Patrick Joseph "Paddy" Ryan (13 March 1904 – 18 January 1969), invariably referred to as Dr P. J. Ryan, was an Australian Catholic priest and anti-communist organiser.

Ryan was born in Albury, New South Wales in 1904 and ordained as a priest in the order of the Missionaries of the Sacred Heart in 1929. After gaining a doctorate in Rome, he returned to Australia and for many years taught philosophy at the order's seminary in Kensington, New South Wales. His philosophy was strictly neo-scholastic and he vigorously debated the atheist philosophers of Sydney University.

==Life and career==
During 1940-01, he took over the Question Box program on radio 2SM while the regular presenter, his colleague Dr Rumble, was touring America.

He was the principal founder and head in Sydney of the `Movement', the semi-secret Catholic anti-communist organisation that struggled with communism for control of the union movement in the late 1940s and early 1950s, thus being the counterpart of B. A. Santamaria in Melbourne.
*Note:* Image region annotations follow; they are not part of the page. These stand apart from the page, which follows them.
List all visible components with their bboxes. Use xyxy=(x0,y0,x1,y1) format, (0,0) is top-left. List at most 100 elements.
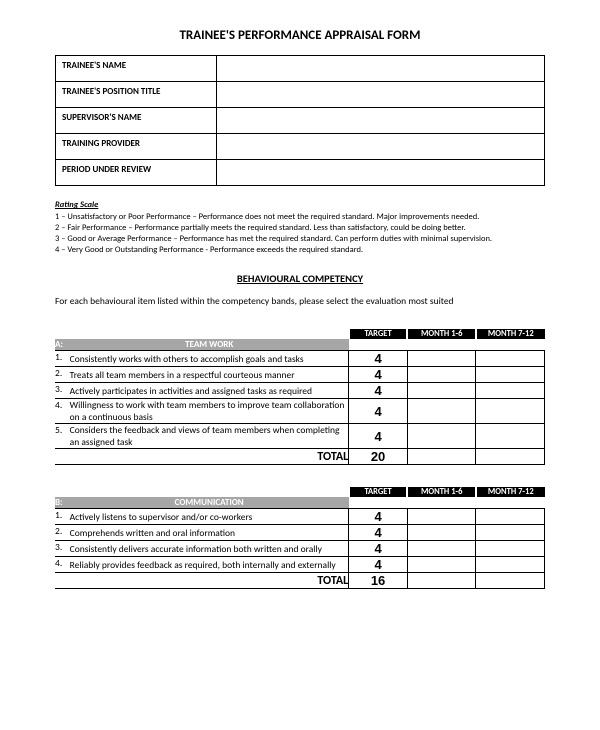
item-target: 4 xyxy=(349,399,408,424)
item-number: 4. xyxy=(55,557,70,573)
competency-table: TARGETMONTH 1-6MONTH 7-12A:TEAM WORK1.Co… xyxy=(55,329,545,465)
item-text: Considers the feedback and views of team… xyxy=(70,424,349,449)
item-month1-input[interactable] xyxy=(407,383,476,399)
info-row: TRAINING PROVIDER xyxy=(56,134,545,160)
competency-item-row: 5.Considers the feedback and views of te… xyxy=(55,424,545,449)
section-blank xyxy=(476,339,545,351)
competency-block: TARGETMONTH 1-6MONTH 7-12A:TEAM WORK1.Co… xyxy=(55,329,545,465)
info-row-label: TRAINEE'S POSITION TITLE xyxy=(56,82,217,108)
competency-name: TEAM WORK xyxy=(70,339,349,351)
info-row: TRAINEE'S POSITION TITLE xyxy=(56,82,545,108)
item-target: 4 xyxy=(349,525,408,541)
total-month2[interactable] xyxy=(476,449,545,465)
item-month2-input[interactable] xyxy=(476,525,545,541)
section-blank xyxy=(476,497,545,509)
rating-scale-heading: Rating Scale xyxy=(55,200,545,211)
item-number: 1. xyxy=(55,351,70,367)
item-number: 5. xyxy=(55,424,70,449)
month2-header: MONTH 7-12 xyxy=(476,487,545,497)
item-month1-input[interactable] xyxy=(407,525,476,541)
rating-scale-line: 4 – Very Good or Outstanding Performance… xyxy=(55,245,545,256)
info-row-label: SUPERVISOR'S NAME xyxy=(56,108,217,134)
item-target: 4 xyxy=(349,351,408,367)
item-month2-input[interactable] xyxy=(476,541,545,557)
item-month1-input[interactable] xyxy=(407,351,476,367)
total-month1[interactable] xyxy=(407,573,476,589)
info-row-value[interactable] xyxy=(217,108,545,134)
section-blank xyxy=(407,497,476,509)
info-row-label: TRAINEE'S NAME xyxy=(56,56,217,82)
target-header: TARGET xyxy=(349,487,408,497)
competency-item-row: 3.Consistently delivers accurate informa… xyxy=(55,541,545,557)
item-month2-input[interactable] xyxy=(476,509,545,525)
target-header: TARGET xyxy=(349,329,408,339)
item-target: 4 xyxy=(349,541,408,557)
item-text: Reliably provides feedback as required, … xyxy=(70,557,349,573)
item-month2-input[interactable] xyxy=(476,557,545,573)
behavioural-heading: BEHAVIOURAL COMPETENCY xyxy=(55,272,545,285)
total-target: 20 xyxy=(349,449,408,465)
item-month2-input[interactable] xyxy=(476,367,545,383)
month2-header: MONTH 7-12 xyxy=(476,329,545,339)
info-row: SUPERVISOR'S NAME xyxy=(56,108,545,134)
month1-header: MONTH 1-6 xyxy=(407,487,476,497)
page-title: TRAINEE'S PERFORMANCE APPRAISAL FORM xyxy=(55,28,545,43)
item-text: Actively participates in activities and … xyxy=(70,383,349,399)
item-number: 3. xyxy=(55,383,70,399)
total-month2[interactable] xyxy=(476,573,545,589)
info-row-value[interactable] xyxy=(217,56,545,82)
info-row: PERIOD UNDER REVIEW xyxy=(56,160,545,186)
rating-scale-line: 1 – Unsatisfactory or Poor Performance –… xyxy=(55,212,545,223)
item-target: 4 xyxy=(349,424,408,449)
competency-item-row: 1.Consistently works with others to acco… xyxy=(55,351,545,367)
rating-scale-section: Rating Scale 1 – Unsatisfactory or Poor … xyxy=(55,200,545,256)
item-text: Consistently works with others to accomp… xyxy=(70,351,349,367)
header-spacer xyxy=(55,329,349,339)
month1-header: MONTH 1-6 xyxy=(407,329,476,339)
item-text: Treats all team members in a respectful … xyxy=(70,367,349,383)
competency-name: COMMUNICATION xyxy=(70,497,349,509)
competency-item-row: 2.Comprehends written and oral informati… xyxy=(55,525,545,541)
item-target: 4 xyxy=(349,383,408,399)
item-text: Consistently delivers accurate informati… xyxy=(70,541,349,557)
item-number: 3. xyxy=(55,541,70,557)
item-text: Comprehends written and oral information xyxy=(70,525,349,541)
competency-item-row: 4.Willingness to work with team members … xyxy=(55,399,545,424)
item-month2-input[interactable] xyxy=(476,399,545,424)
item-month2-input[interactable] xyxy=(476,383,545,399)
info-row-label: PERIOD UNDER REVIEW xyxy=(56,160,217,186)
competency-table: TARGETMONTH 1-6MONTH 7-12B:COMMUNICATION… xyxy=(55,487,545,589)
item-number: 4. xyxy=(55,399,70,424)
info-row-label: TRAINING PROVIDER xyxy=(56,134,217,160)
competency-item-row: 1.Actively listens to supervisor and/or … xyxy=(55,509,545,525)
item-number: 2. xyxy=(55,367,70,383)
total-label: TOTAL xyxy=(70,573,349,589)
competency-item-row: 3.Actively participates in activities an… xyxy=(55,383,545,399)
item-month1-input[interactable] xyxy=(407,424,476,449)
total-month1[interactable] xyxy=(407,449,476,465)
item-month1-input[interactable] xyxy=(407,509,476,525)
competency-letter: A: xyxy=(55,339,70,351)
item-month2-input[interactable] xyxy=(476,424,545,449)
info-row-value[interactable] xyxy=(217,160,545,186)
item-month1-input[interactable] xyxy=(407,557,476,573)
page: TRAINEE'S PERFORMANCE APPRAISAL FORM TRA… xyxy=(0,0,600,631)
competency-item-row: 4.Reliably provides feedback as required… xyxy=(55,557,545,573)
info-row-value[interactable] xyxy=(217,82,545,108)
item-number: 1. xyxy=(55,509,70,525)
info-row-value[interactable] xyxy=(217,134,545,160)
item-month1-input[interactable] xyxy=(407,541,476,557)
intro-text: For each behavioural item listed within … xyxy=(55,295,545,307)
section-blank xyxy=(349,497,408,509)
total-target: 16 xyxy=(349,573,408,589)
item-month2-input[interactable] xyxy=(476,351,545,367)
competency-item-row: 2.Treats all team members in a respectfu… xyxy=(55,367,545,383)
rating-scale-line: 2 – Fair Performance – Performance parti… xyxy=(55,223,545,234)
item-target: 4 xyxy=(349,367,408,383)
item-month1-input[interactable] xyxy=(407,399,476,424)
item-month1-input[interactable] xyxy=(407,367,476,383)
header-spacer xyxy=(55,487,349,497)
item-target: 4 xyxy=(349,557,408,573)
section-blank xyxy=(407,339,476,351)
info-table: TRAINEE'S NAMETRAINEE'S POSITION TITLESU… xyxy=(55,55,545,186)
After the Australian Labor Party split of 1955, however, he, like the majority of Sydney Labor supporters, followed the A.L.P. instead of the new Democratic Labor Party.

Ryan frequently engaged in polemics with Communists and Communist apologists. His most prominent public activity was a debate in 1948 in Sydney with Edgar Ross of the Communist Party of Australia on "Whether Communism is in the best interests of the Australian people." An audience of 30,000 heard a vigorous debate. Communist Party president Lance Sharkey replied to Ryan's attacks. Ryan's many anti-Communist speeches in the next few years helped create the strong Australian Catholic tradition of anti-communism.

He was vigorous in exposing organisations suspected of being Communist-led
1. Eureka Youth League
2. Union of Australian Women (formerly New Housewives Association)
3. Australian Russian Society (originally Friends of the Soviet Union)
4. Australian Peace Council (organisers of Communist Peace Drive in Australia)
5. League for Peace in the Pacific (formerly Committee Against Japanese Rearmament)
6. Democratic Rights Council (set up to counter the Communist Party Dissolution Bill. Its counterpart in Victoria was the Civic Liberties Association)
7. Fellowship of Australian Writers
8. Freelance Journalists Association
9. New Theatre League
10. Studio of Realist Art
11. Realist Film Association
12. Atlas Greek Club
13. Italia Libera — published Il Risveglio ("The Awakening")
14. Australia-China Association
15. Committee for Better Marketing
16. Gratuity Revaluation Committee
17. New Deal for Education (sponsored by the Teachers' Federation)
Also communist-controlled unions and the Queensland branch of the Legion of Ex-Servicemen

==Personal==
In 1943 Ryan accidentally shot and killed a man he mistook for a rabbit; the coroner found he was blameless. He died in 1969.